> On Apr 10, 2023, at 9:24 PM, Scott Kitterman <skl...@kitterman.com> wrote:
> 
> On Tuesday, April 11, 2023 12:13:33 AM EDT Neil Anuskiewicz wrote:
>> I’m a bit concerned that the document will discourage domain owners from
>> working toward an enforcing policy. I’ve seen at least one person say that
>> most domains don’t need to go to p=reject. I’ve seen all sorts of domains
>> attacked? Granted, high profile domains or perceived lucrative targets will
>> receive the most attention but threat actors absolutely do attack all sorts
>> of organizations all the time.
>> 
>> Maybe I’ve misunderstood but I hope that no langue that could be construed
>> as discouraging domain owners from moving toward an enforcing policy would
>> be a mistake.
> 
> It all depends on the user base of the domain and the tradeoff between the 
> benefits of having such a policy against the interoperability risks of having 
> such a policy.
> 
> We absolutely should be discouraging blind adoption of policies that result 
> in 
> reduced utility for email.  For any domain that has non-transactional users, 
> that takes work to assess the completeness of email authentication 
> deployment, 
> assess aggregate reporting to understand the likely effects of either 
> p=quarantine or p=reject., and then evaluate the cost/benefit trade-offs 
> associated with such policies.  That's a non-trivial set of work to do and 
> it's not cost effective for all domains to do it.
> 
> Early in the deployment of SPF there was a similar push to deploy SPF records 
> with -all (the SPF rough equivalent of p=reject).  A lot of people did it 
> without thinking it through and there were significant side effects.  The 
> community concluded that SPF Fail (due to the -all in the record matching) 
> was 
> not a sufficiently reliable indicator that mail should be rejected and 
> largely 
> stopped doing it.
> 
> Aggressively pushing DMARC p=reject on domains that aren't ready for it may 
> well lead to a similar result. Let’s not.

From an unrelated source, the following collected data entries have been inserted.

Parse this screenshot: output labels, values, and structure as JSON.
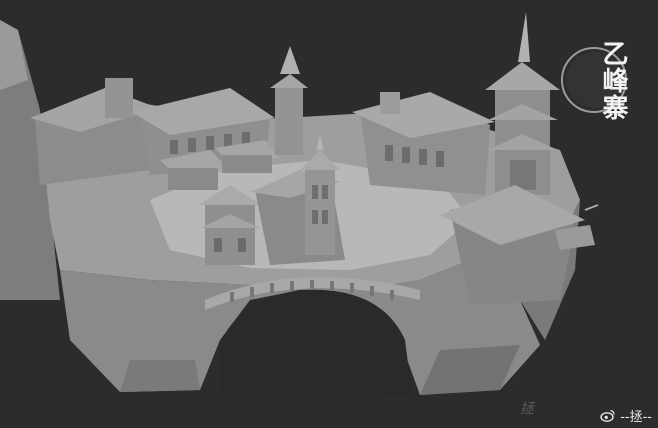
{
  "seal": {
    "title": "乙峰寨"
  },
  "watermark": {
    "handle": "--拯--",
    "icon": "weibo-icon"
  },
  "signature": {
    "text": "拯"
  },
  "colors": {
    "background": "#2c2c2c",
    "model": "#8f8f8f",
    "seal_ring": "#9a9a9a"
  }
}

I’m not for aggressively advocation for p=reject. Before my current job I 
worked as a one person business with mostly small businesses. My contracts 
weren’t just about authentication but when it became clear that a company 
didn’t have the bandwidth to get to and maintain an enforcing policy, I didn’t 
push it. It likely would have done more harm than good.

The document should make it clear that you have to know what you’re doing to 
get to an enforcing policy. 

So I’m not advocating boosterism for enforcing policies for everyone. But 
medium to large businesses I think should move toward an enforcing policy.  We 
shouldn’t make it sound easy because it is not!